Sobre o Circuito Cultural
Circuito de rua – O circuito atua como um projeto itinerante promovendo encontros, shows e ações culturais em praças, bairros e espaços comunitários de Belém e Ananindeua. Mais do que um evento pontual, a iniciativa se consolidou como espaço seguro para que mulheres, pessoas trans e artistas periféricos possam se expressar.
O propósito da Battle Girl Power é amplificar vozes historicamente silenciadas, conectando arte e transformação social. O circuito já mobilizou dezenas de MCs, DJs, produtoras e coletivos, fortalecendo a cena local e ampliando o acesso à cultura nas periferias.
A programação:
Abertura com DJ Jennizer
Batalha de MCs – Primeira fase
Pocket show – Elo das Mlks (Elo das Mulekas)
Batalha de MCs – Segunda fase
Pocket show – CHEFONA
Semifinal da batalha de MCs
Grande final
Enquanto as rimas acontecem no pátio, o muro da Casa da Dona Zilna se transforma em tela. Ao longo de toda a programação, a artista visual Sofia Brito (SBrit) realiza um live paint, conectando o discurso das batalhas à linguagem do grafite.
Nascida e criada no bairro da Condor, Sofia começou no grafite após o nascimento da filha Dandara e, desde então, vem se aprimorando em técnicas e traços que dialogam com o cotidiano amazônico e com a presença feminina no hip hop. Fundadora e organizadora da Batalha de Inhaúma, ela é hoje um dos nomes de referência na cena feminina do rap e do grafite em Belém.
Atrações – Entre as atrações confirmadas está o Elo das Mlks – também divulgado como Elo das Mulekas –, projeto de grime feminino independente formado exclusivamente por mulheres e pessoas trans do Pará. A iniciativa reúne produtoras de arte periférica que, em conjunto, fortalecem a circulação de suas criações e sua visibilidade na cena.

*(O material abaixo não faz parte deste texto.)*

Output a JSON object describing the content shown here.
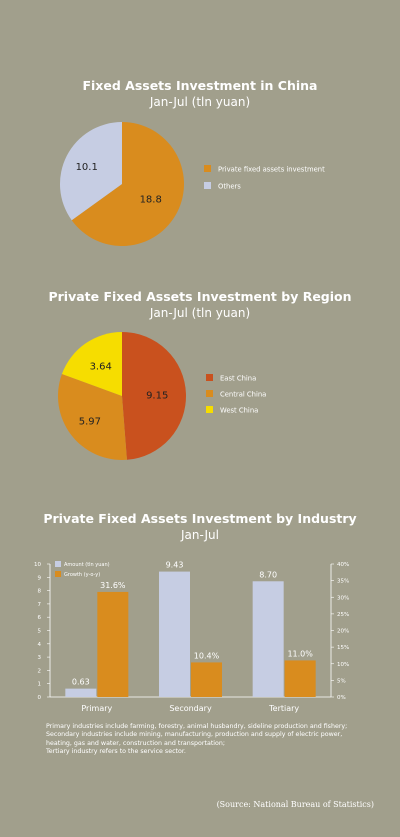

O Elo tem como MCs Ayra, Lymma, AfroTonni, Sara, Fernandinha e Luzz, que apresentam rimas sobre os beats da DJ Warasý, responsável pela produção sonora do projeto. A primeira edição audiovisual do Elo está disponível no YouTube e ajuda a projetar o trabalho do grupo para além das fronteiras da cidade.

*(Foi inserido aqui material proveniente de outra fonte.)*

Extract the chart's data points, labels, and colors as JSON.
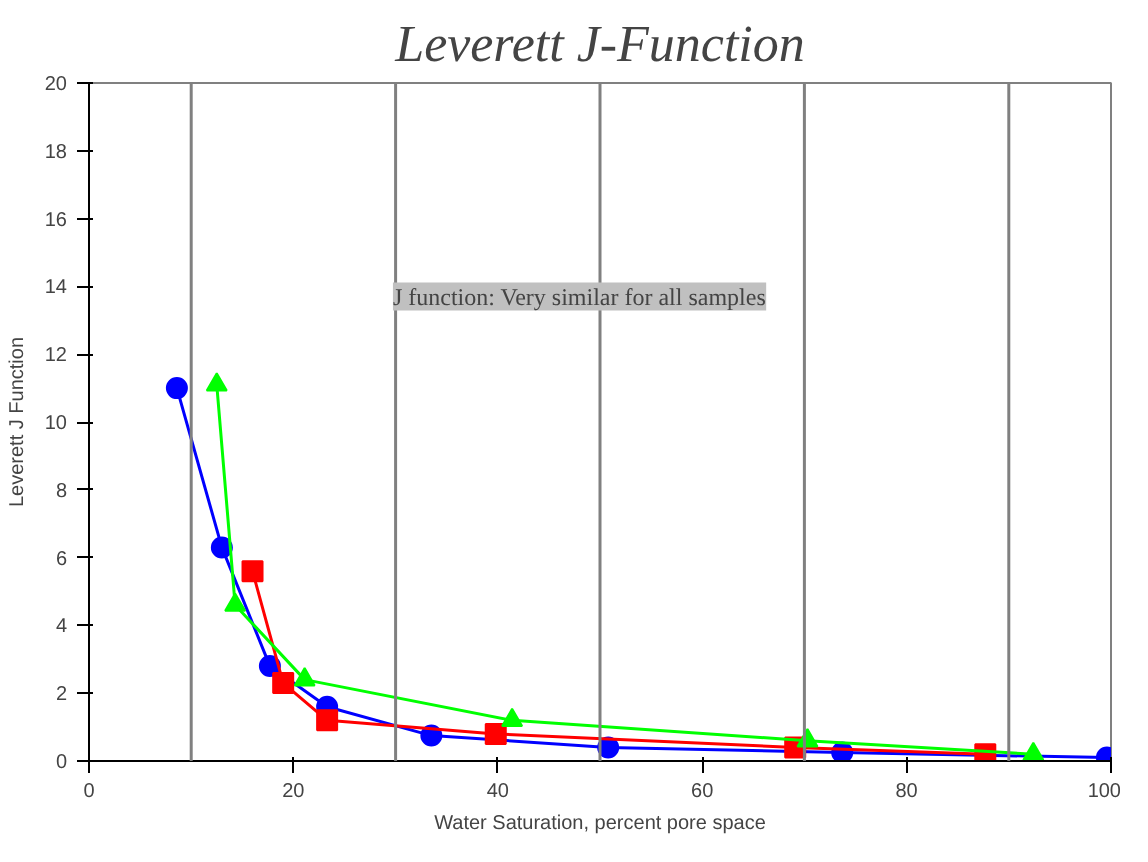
{
  "chart_data": {
    "type": "line",
    "title": "Leverett J-Function",
    "xlabel": "Water Saturation, percent pore space",
    "ylabel": "Leverett J Function",
    "annotations": [
      "J function: Very similar for all samples"
    ],
    "series": [
      {
        "color": "#0000ff",
        "marker": "circle",
        "x": [
          8.6,
          13,
          17.7,
          23.3,
          33.5,
          50.8,
          73.7,
          99.6
        ],
        "values": [
          11.0,
          6.3,
          2.8,
          1.6,
          0.75,
          0.4,
          0.25,
          0.1
        ]
      },
      {
        "color": "#ff0000",
        "marker": "square",
        "x": [
          16,
          19,
          23.3,
          39.8,
          69.1,
          87.7
        ],
        "values": [
          5.6,
          2.3,
          1.2,
          0.8,
          0.4,
          0.2
        ]
      },
      {
        "color": "#00ff00",
        "marker": "triangle",
        "x": [
          12.5,
          14.3,
          21.1,
          41.4,
          70.3,
          92.4
        ],
        "values": [
          11.1,
          4.6,
          2.4,
          1.2,
          0.6,
          0.2
        ]
      }
    ],
    "xlim": [
      0,
      100
    ],
    "ylim": [
      0,
      20
    ],
    "xticks": [
      0,
      20,
      40,
      60,
      80,
      100
    ],
    "yticks": [
      0,
      2,
      4,
      6,
      8,
      10,
      12,
      14,
      16,
      18,
      20
    ],
    "ref_lines": [
      {
        "axis": "x",
        "value": 10,
        "color": "#808080"
      },
      {
        "axis": "x",
        "value": 30,
        "color": "#808080"
      },
      {
        "axis": "x",
        "value": 50,
        "color": "#808080"
      },
      {
        "axis": "x",
        "value": 70,
        "color": "#808080"
      },
      {
        "axis": "x",
        "value": 90,
        "color": "#808080"
      }
    ],
    "line_style": "solid"
  }
}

Outro nome presente na programação é CHEFONA (a.k.a. Samantinha), artista do hip hop, tatuadora e grafiteira do interior do Norte do Pará. Com trajetória marcada pela resistência e pela construção de uma identidade artística que mistura rap, grafite e afirmação de liberdade, CHEFONA integra a XXT CREW, coletivo de mulheres e pessoas LGBT da Amazônia.

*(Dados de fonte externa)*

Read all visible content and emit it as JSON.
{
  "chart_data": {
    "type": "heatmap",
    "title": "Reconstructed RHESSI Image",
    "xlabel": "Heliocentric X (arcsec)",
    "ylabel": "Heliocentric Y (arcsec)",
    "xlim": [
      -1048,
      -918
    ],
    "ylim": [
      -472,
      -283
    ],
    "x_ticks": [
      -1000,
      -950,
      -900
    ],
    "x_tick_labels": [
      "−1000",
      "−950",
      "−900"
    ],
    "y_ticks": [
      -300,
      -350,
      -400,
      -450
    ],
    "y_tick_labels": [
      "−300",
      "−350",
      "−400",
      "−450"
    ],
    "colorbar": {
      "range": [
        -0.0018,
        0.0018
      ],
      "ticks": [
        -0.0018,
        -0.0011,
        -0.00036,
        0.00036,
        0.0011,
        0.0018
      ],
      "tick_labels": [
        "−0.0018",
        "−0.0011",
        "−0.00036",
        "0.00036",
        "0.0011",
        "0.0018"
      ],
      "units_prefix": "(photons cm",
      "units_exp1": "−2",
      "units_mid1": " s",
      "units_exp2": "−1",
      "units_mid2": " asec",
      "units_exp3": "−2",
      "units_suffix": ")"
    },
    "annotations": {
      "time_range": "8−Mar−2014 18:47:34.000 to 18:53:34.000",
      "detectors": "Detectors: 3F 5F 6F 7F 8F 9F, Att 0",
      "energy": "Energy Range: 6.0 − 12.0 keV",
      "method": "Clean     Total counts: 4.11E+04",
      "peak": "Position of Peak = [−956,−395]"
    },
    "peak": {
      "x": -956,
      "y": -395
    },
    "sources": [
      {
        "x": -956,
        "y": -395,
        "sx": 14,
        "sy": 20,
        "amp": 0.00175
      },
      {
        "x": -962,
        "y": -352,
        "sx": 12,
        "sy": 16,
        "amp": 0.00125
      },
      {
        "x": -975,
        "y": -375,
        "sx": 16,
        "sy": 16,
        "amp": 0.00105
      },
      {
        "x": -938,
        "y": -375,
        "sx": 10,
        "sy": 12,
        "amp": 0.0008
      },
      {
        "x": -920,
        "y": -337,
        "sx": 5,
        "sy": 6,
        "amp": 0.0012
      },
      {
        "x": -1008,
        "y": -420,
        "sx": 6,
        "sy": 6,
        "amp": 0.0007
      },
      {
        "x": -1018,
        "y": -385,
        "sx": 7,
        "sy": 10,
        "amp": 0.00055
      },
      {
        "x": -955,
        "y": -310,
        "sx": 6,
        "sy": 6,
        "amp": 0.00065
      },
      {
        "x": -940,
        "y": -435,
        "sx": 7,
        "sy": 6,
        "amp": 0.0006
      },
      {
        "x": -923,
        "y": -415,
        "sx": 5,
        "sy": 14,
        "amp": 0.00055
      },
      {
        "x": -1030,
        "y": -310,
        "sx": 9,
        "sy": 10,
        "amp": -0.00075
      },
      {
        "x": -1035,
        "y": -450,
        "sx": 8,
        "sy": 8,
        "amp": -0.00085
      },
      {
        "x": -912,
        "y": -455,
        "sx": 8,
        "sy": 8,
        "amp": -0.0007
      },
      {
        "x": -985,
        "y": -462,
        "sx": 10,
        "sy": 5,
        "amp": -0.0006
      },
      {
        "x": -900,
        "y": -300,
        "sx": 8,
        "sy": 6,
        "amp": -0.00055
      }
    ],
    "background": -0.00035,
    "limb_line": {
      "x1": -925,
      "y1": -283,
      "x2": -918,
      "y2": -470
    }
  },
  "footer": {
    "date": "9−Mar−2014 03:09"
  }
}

Cidadania e cultura – A realização da Battle Girl Power na Casa da Dona Zilna integra o projeto Incubadora de Cidadania, por meio da ação “ON no Rap” (Outros Nativos no Rap), iniciativa que reúne ações da instituição voltadas à cultura hip hop e à participação das juventudes periféricas no território.
O projeto Incubadora de Cidadania é projeto desenvolvido pela Ason com recursos do Governo Federal, por meio da Política Nacional Aldir Blanc (PNAB), em parceria com a Secretaria de Estado de Cultura do Pará e apoio cultural da Suzano. A ação está vinculada ao Edital de Chamamento Público n.º 003/2025.
Para a coordenação da Ason, levar a Battle Girl Power para o território é reafirmar o papel da cultura como ferramenta de fortalecimento comunitário. “Mais do que um espetáculo, a ideia é criar um espaço de encontro entre juventudes periféricas, artistas independentes e iniciativas que trabalham com direitos culturais, cidadania e participação social”, explica Taisse Naiade, secretária executiva da Associação e cofundadora da mesma.